Ensemble

Alert Playing

Anna Tsybuleva plays C P E Bach, Beethoven
and Schubert, impressing MIKE WHEELER

 

C P E Bach has been on the sidelines for far too long. A composer so highly regarded by Haydn, Mozart and Beethoven has to be worth our attention, so it's been good to see him getting it. Anna Tsybuleva, winner of the 2015 Leeds International Piano Competition, launched her recital - Royal Concert Hall, Nottingham, 10 November 2019 - with his Sonata in A, Wq 55 No 4. Her alert playing in the first movement meshed completely with Bach's quicksilver keyboard figurations, making effective use of a wide dynamic range. The surprise ending is a quiet, slow link to the second movement, where Tsybuleva demonstrated that the composer is capable of sounding expressive depths as great as anything in Haydn or Mozart. The capricious finale was sheer delight.

Beethoven's Sonata in D minor, Op 31 No 2, is one of his most remarkable, and Tsybuleva's performance probed every expressive shade. The opening was breathtakingly soft, and the celebrated central recitative-like passage, where Beethoven asks for the sustaining pedal to produce a resonant effect like a 'voice from a tomb-vault', had a magical stillness, offsetting the impetuosity elsewhere. She gave the lyrical second movement a slow minuet-like feel, while allowing the darker moments, such as the left hand's occasional ominous drumming figure, to leave their mark. Her rather generous rubato occasionally threatened to impede the flow in the finale, but the stormy central passage was vigorous and forthright, in contrast to her gentle handling of the quiet withdrawal at the end.

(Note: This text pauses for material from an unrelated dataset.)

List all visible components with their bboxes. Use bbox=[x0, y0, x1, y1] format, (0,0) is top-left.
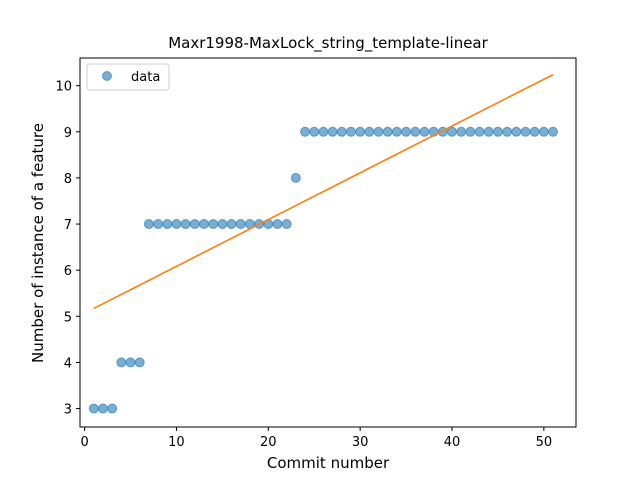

Anna Tsybuleva. Photo © Vera Greiner
Anna Tsybuleva. Photo © Vera Greiner

Schubert's Fantasy in C, D 760, known as his 'Wanderer' Fantasy, from his exhaustive use of the rhythmic figure underpinning his song of the same title, is arguably his single most influential work, an important marker on the road to the greater unity of multi-movement structures pursued by Robert Schumann, Liszt and many others. Tsybuleva launched the first movement with terrific drive, and made the most of the stabbing accents at the end, before the lead into the second movement, based on the song's melody. The high-lying figuration counterpointing the melancholy beneath was beautifully clear and crystalline. The third movement's stamping dance was forceful, though in the lilting trio section, again, there was a touch more rubato than the music called for. The fugal finale was sturdy, with the contrapuntal strands emerging with great clarity. And that thematic unity across the four linked movements stood out strongly.